Many investors choose dividend stocks based on their dividend yield. This dividend yield strategy can be risky as companies that are failing may choose to pay high dividends in order to keep shareholders from selling shares as the price falls. A dividend is a cash payment from company profit to shareholders who are eligible, usually on a quarterly basis. As a rule, dividends are a sign that a company is making money, has a strong margin of safety, and is a safe place to invest your money. The caveat is that when a company starts to falter, it may continue paying the same dividend. The rate goes up because the stock price falls. Investors who only look at the dividend yield may be fooled into thinking that a failing stock is a good investment.
Dividend Yield per Month
A company will always show its dividend yield as the amount of money paid in dividends for one share of stock divided by the value of one share. This is always expressed as a percentage. To calculate the dividend yield per month, simply divide the annual dividend yield by twelve. It should be noted, however, dividends are rarely if ever paid per month. Quarterly is most common but some companies pay dividends twice or even once a year. However, the dividend yield per month is useful for retires as it gives you a clearer idea of how much money will be available for expenses every month.

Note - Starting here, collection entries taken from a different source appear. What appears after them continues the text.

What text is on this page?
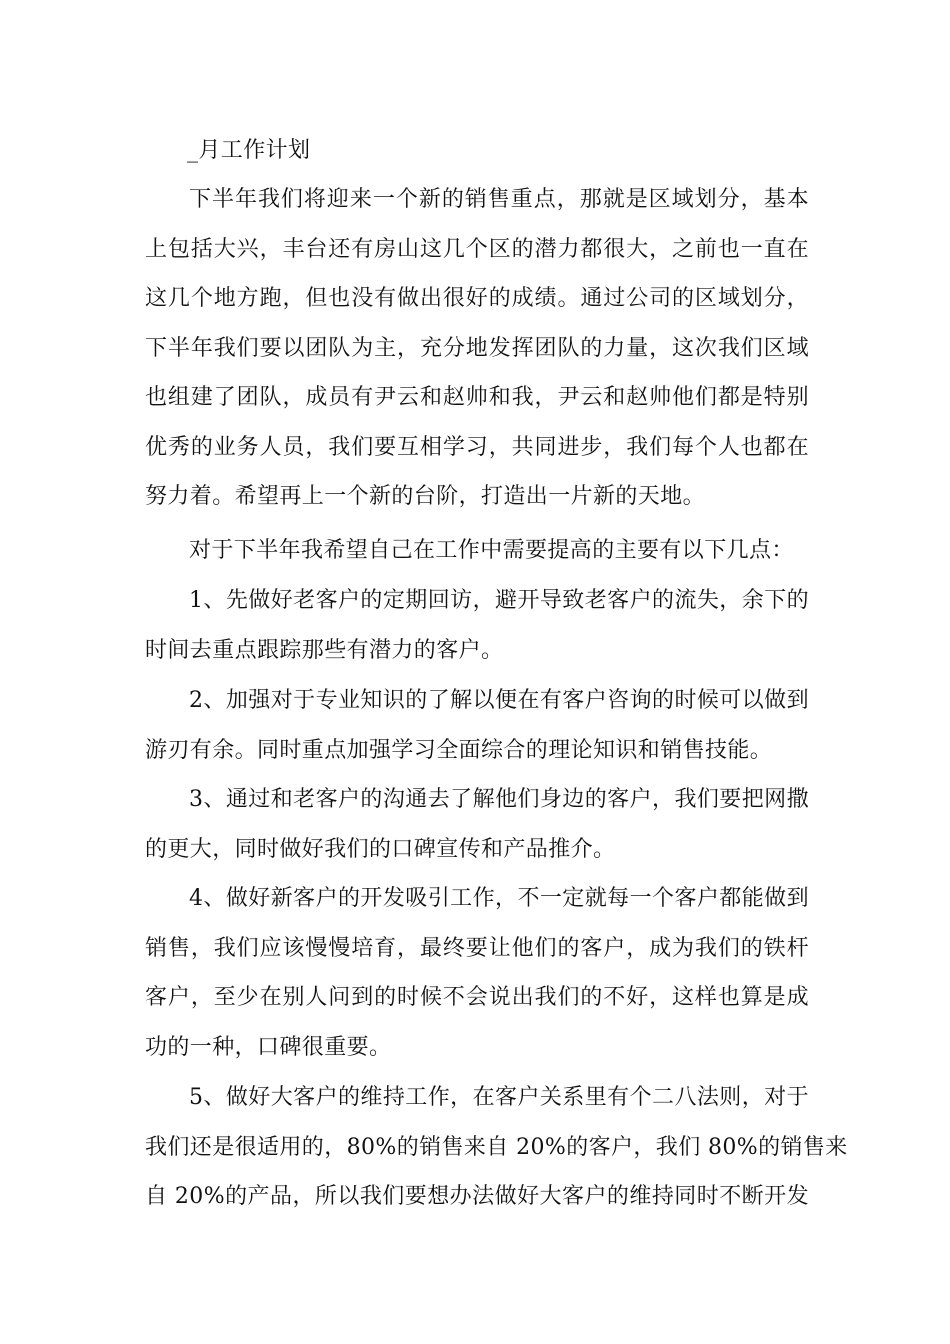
_月工作计划
下半年我们将迎来一个新的销售重点，那就是区域划分，基本
上包括大兴，丰台还有房山这几个区的潜力都很大，之前也一直在
这几个地方跑，但也没有做出很好的成绩。通过公司的区域划分，
下半年我们要以团队为主，充分地发挥团队的力量，这次我们区域
也组建了团队，成员有尹云和赵帅和我，尹云和赵帅他们都是特别
优秀的业务人员，我们要互相学习，共同进步，我们每个人也都在
努力着。希望再上一个新的台阶，打造出一片新的天地。
对于下半年我希望自己在工作中需要提高的主要有以下几点：
1、先做好老客户的定期回访，避开导致老客户的流失，余下的
时间去重点跟踪那些有潜力的客户。
2、加强对于专业知识的了解以便在有客户咨询的时候可以做到
游刃有余。同时重点加强学习全面综合的理论知识和销售技能。
3、通过和老客户的沟通去了解他们身边的客户，我们要把网撒
的更大，同时做好我们的口碑宣传和产品推介。
4、做好新客户的开发吸引工作，不一定就每一个客户都能做到
销售，我们应该慢慢培育，最终要让他们的客户，成为我们的铁杆
客户，至少在别人问到的时候不会说出我们的不好，这样也算是成
功的一种，口碑很重要。
5、做好大客户的维持工作，在客户关系里有个二八法则，对于
我们还是很适用的，80%的销售来自 20%的客户，我们 80%的销售来
自 20%的产品，所以我们要想办法做好大客户的维持同时不断开发
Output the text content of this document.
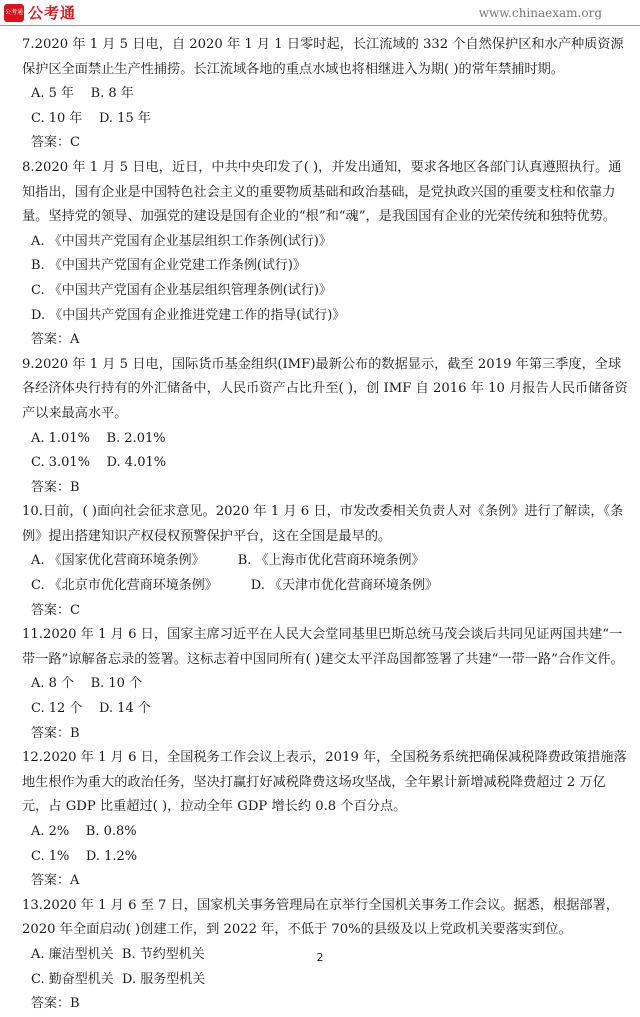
公考通 公考通	www.chinaexam.org

7.2020 年 1 月 5 日电，自 2020 年 1 月 1 日零时起，长江流域的 332 个自然保护区和水产种质资源保护区全面禁止生产性捕捞。长江流域各地的重点水域也将相继进入为期( )的常年禁捕时期。

A. 5 年    B. 8 年

C. 10 年    D. 15 年

答案：C

8.2020 年 1 月 5 日电，近日，中共中央印发了( )，并发出通知，要求各地区各部门认真遵照执行。通知指出，国有企业是中国特色社会主义的重要物质基础和政治基础，是党执政兴国的重要支柱和依靠力量。坚持党的领导、加强党的建设是国有企业的“根”和“魂”，是我国国有企业的光荣传统和独特优势。

A. 《中国共产党国有企业基层组织工作条例(试行)》

B. 《中国共产党国有企业党建工作条例(试行)》

C. 《中国共产党国有企业基层组织管理条例(试行)》

D. 《中国共产党国有企业推进党建工作的指导(试行)》

答案：A

9.2020 年 1 月 5 日电，国际货币基金组织(IMF)最新公布的数据显示，截至 2019 年第三季度，全球各经济体央行持有的外汇储备中，人民币资产占比升至( )，创 IMF 自 2016 年 10 月报告人民币储备资产以来最高水平。

A. 1.01%    B. 2.01%

C. 3.01%    D. 4.01%

答案：B

10.日前，( )面向社会征求意见。2020 年 1 月 6 日，市发改委相关负责人对《条例》进行了解读，《条例》提出搭建知识产权侵权预警保护平台，这在全国是最早的。

A. 《国家优化营商环境条例》        B. 《上海市优化营商环境条例》

C. 《北京市优化营商环境条例》        D. 《天津市优化营商环境条例》

答案：C

11.2020 年 1 月 6 日，国家主席习近平在人民大会堂同基里巴斯总统马茂会谈后共同见证两国共建“一带一路”谅解备忘录的签署。这标志着中国同所有( )建交太平洋岛国都签署了共建“一带一路”合作文件。

A. 8 个    B. 10 个

C. 12 个    D. 14 个

答案：B

12.2020 年 1 月 6 日，全国税务工作会议上表示，2019 年，全国税务系统把确保减税降费政策措施落地生根作为重大的政治任务，坚决打赢打好减税降费这场攻坚战，全年累计新增减税降费超过 2 万亿元，占 GDP 比重超过( )，拉动全年 GDP 增长约 0.8 个百分点。

A. 2%    B. 0.8%

C. 1%    D. 1.2%

答案：A

13.2020 年 1 月 6 至 7 日，国家机关事务管理局在京举行全国机关事务工作会议。据悉，根据部署，2020 年全面启动( )创建工作，到 2022 年，不低于 70%的县级及以上党政机关要落实到位。

A. 廉洁型机关  B. 节约型机关

C. 勤奋型机关  D. 服务型机关

答案：B

2
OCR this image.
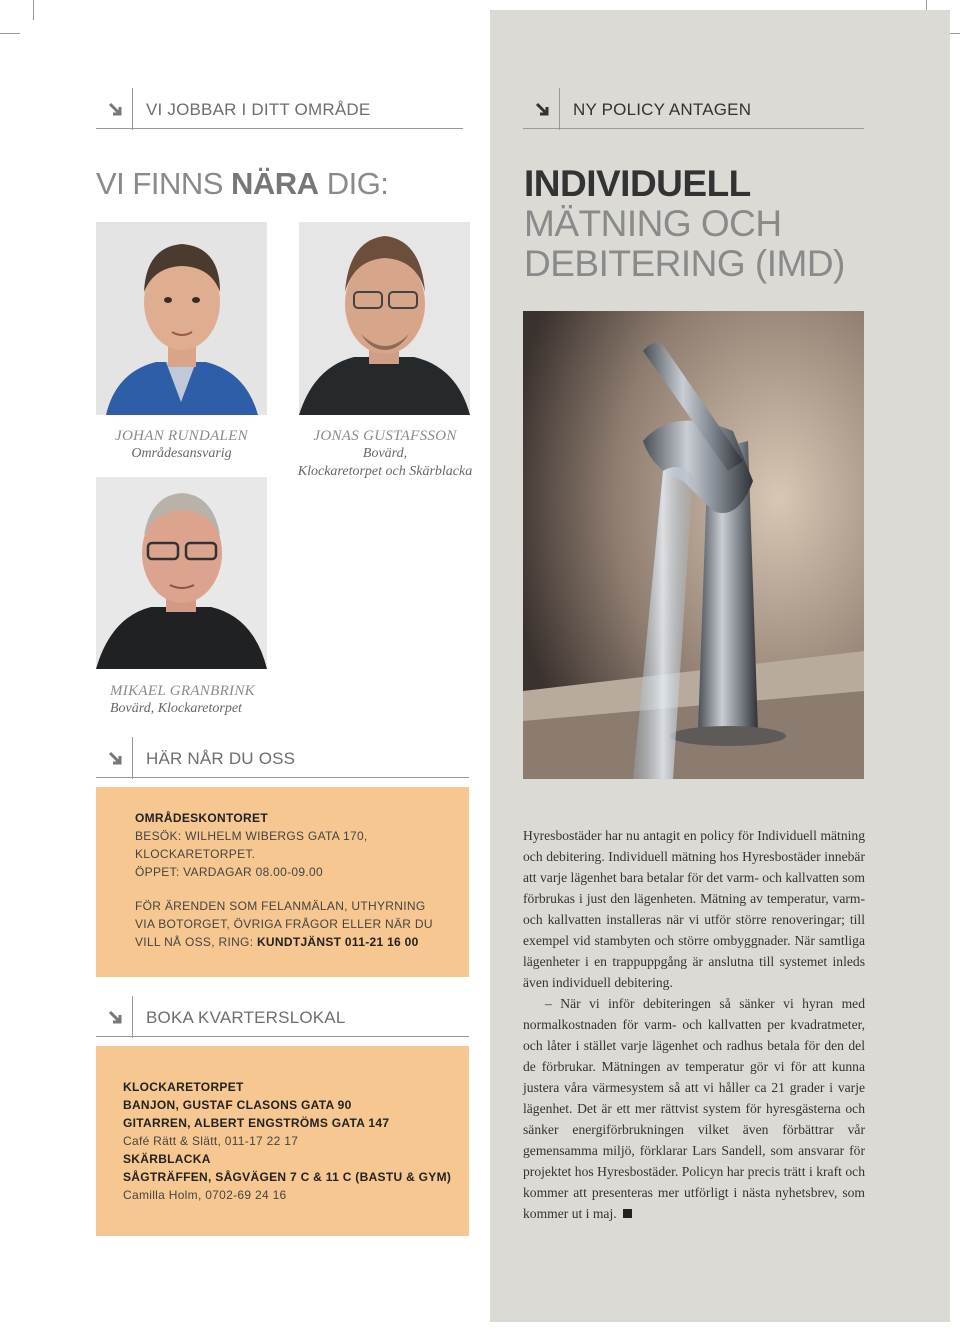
VI JOBBAR I DITT OMRÅDE
VI FINNS NÄRA DIG:
JOHAN RUNDALEN
Områdesansvarig
JONAS GUSTAFSSON
Bovärd,
Klockaretorpet och Skärblacka
MIKAEL GRANBRINK
Bovärd, Klockaretorpet
HÄR NÅR DU OSS
OMRÅDESKONTORET
BESÖK: WILHELM WIBERGS GATA 170,
KLOCKARETORPET.
ÖPPET: VARDAGAR 08.00-09.00
FÖR ÄRENDEN SOM FELANMÄLAN, UTHYRNING
VIA BOTORGET, ÖVRIGA FRÅGOR ELLER NÄR DU
VILL NÅ OSS, RING: KUNDTJÄNST 011-21 16 00
BOKA KVARTERSLOKAL
KLOCKARETORPET
BANJON, GUSTAF CLASONS GATA 90
GITARREN, ALBERT ENGSTRÖMS GATA 147
Café Rätt & Slätt, 011-17 22 17
SKÄRBLACKA
SÅGTRÄFFEN, SÅGVÄGEN 7 C & 11 C (BASTU & GYM)
Camilla Holm, 0702-69 24 16
NY POLICY ANTAGEN
INDIVIDUELL
MÄTNING OCH
DEBITERING (IMD)

Hyresbostäder har nu antagit en policy för Individuell mätning och debitering. Individuell mätning hos Hyresbostäder innebär att varje lägenhet bara betalar för det varm- och kallvatten som förbrukas i just den lägenheten. Mätning av temperatur, varm- och kallvatten installeras när vi utför större renoveringar; till exempel vid stambyten och större ombyggnader. När samtliga lägenheter i en trappuppgång är anslutna till systemet inleds även individuell debitering.

– När vi inför debiteringen så sänker vi hyran med normalkostnaden för varm- och kallvatten per kvadratmeter, och låter i stället varje lägenhet och radhus betala för den del de förbrukar. Mätningen av temperatur gör vi för att kunna justera våra värmesystem så att vi håller ca 21 grader i varje lägenhet. Det är ett mer rättvist system för hyresgästerna och sänker energiförbrukningen vilket även förbättrar vår gemensamma miljö, förklarar Lars Sandell, som ansvarar för projektet hos Hyresbostäder. Policyn har precis trätt i kraft och kommer att presenteras mer utförligt i nästa nyhetsbrev, som kommer ut i maj.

Dow Jones Historical Dividend Yield
When devising a dividend yield strategy, it is useful to have a little perspective. For example, the Dow Jones historical dividend yield is a good place to start. All of the current Dow companies pay dividends. The current range of dividend yields in this group is 0.66% to 5.7% per year. The average number of years the companies have been paying dividends is 70 years with JPMorgan Chase & Company at the long end at 192 years. Within this group, the average number of years that companies have increased dividends every year is 18 years.
Dividend Rate and Yield
Make sure that you know the difference between rate and yield when dividend investing. The rate of the dividend is the amount of money you receive per year in dividend payments. The yield is that amount divided by the share price and expresses as a percentage. When you are looking for a good return for your investment, look for dividend yield. But, when calculating how much you will receive, or be able to reinvest, look at the dividend rate! The rate is important to look at when you see the stock price going down but the yield going up. This means that the company is buying your allegiance with dividends when they are not growing but rather shrinking!
Dividend Yield Model
Some investors use a dividend yield model or dividend discount model to assess the value of a stock based on its forward-looking dividend payments. This approach is similar to the assessment of intrinsic stock value as it attempts to predict the future earnings and dividend payments of a company. The point of this approach is that you can arrive at a fair market value based on dividends instead of variable market sentiment. This approach is especially useful for companies that have paid dividends for decades and usually increased dividends on a yearly basis.
Dividend Yield Factor
Our stock investments are always based on several factors. These include the prospect of growth of the company and the growth of its stock price. Companies are rising to dominance in their sectors, companies with a strong margin of safety, and companies with a lock on given technologies are all ones with strong factors that we take into consideration when investing. The dividend yield factor plays into this as well. Companies whose dividend yield keeps going up along with their stock price are ones that are doing things right and likely to reward your investment for years to come.
Dividend Yield Enhancement
Many investors view dividend stocks as an alternative to bonds and make the mistake of thinking these sorts of investments are the same. They are not. When you choose well when buying dividend stocks you not only get a dividend that is comparable to a bond but you get the likelihood of dividend yield enhancement. As we noted, the average number of years that stocks in the Dow have increased their dividend payment every year is 18. With this sort of dividend yield enhancement, you get a better return for your original investment as a stock that is probably growing in price as well!
Dividend Yield Calculation Example
Value investors looking for reliable dividend income should look at dividend yield as it tells you what a company pays to shareholders each year in relation to its share price. Here is a dividend yield calculation example. Start with the dollar value of the yearly dividend and divide by the price of one share.
In June of 2020, Microsoft announced a dividend of $0.51 a share per quarter or $2.04 per year with the first payment at this level to start September 10, 2020, to shareholders of record on August 20, 2020. The current yearly dividend of Microsoft is $2.04 and the current share price in September 2020 is $214.25.
Thus the dividend yield of MSFT is $2.04/$214.25 = 0.9%.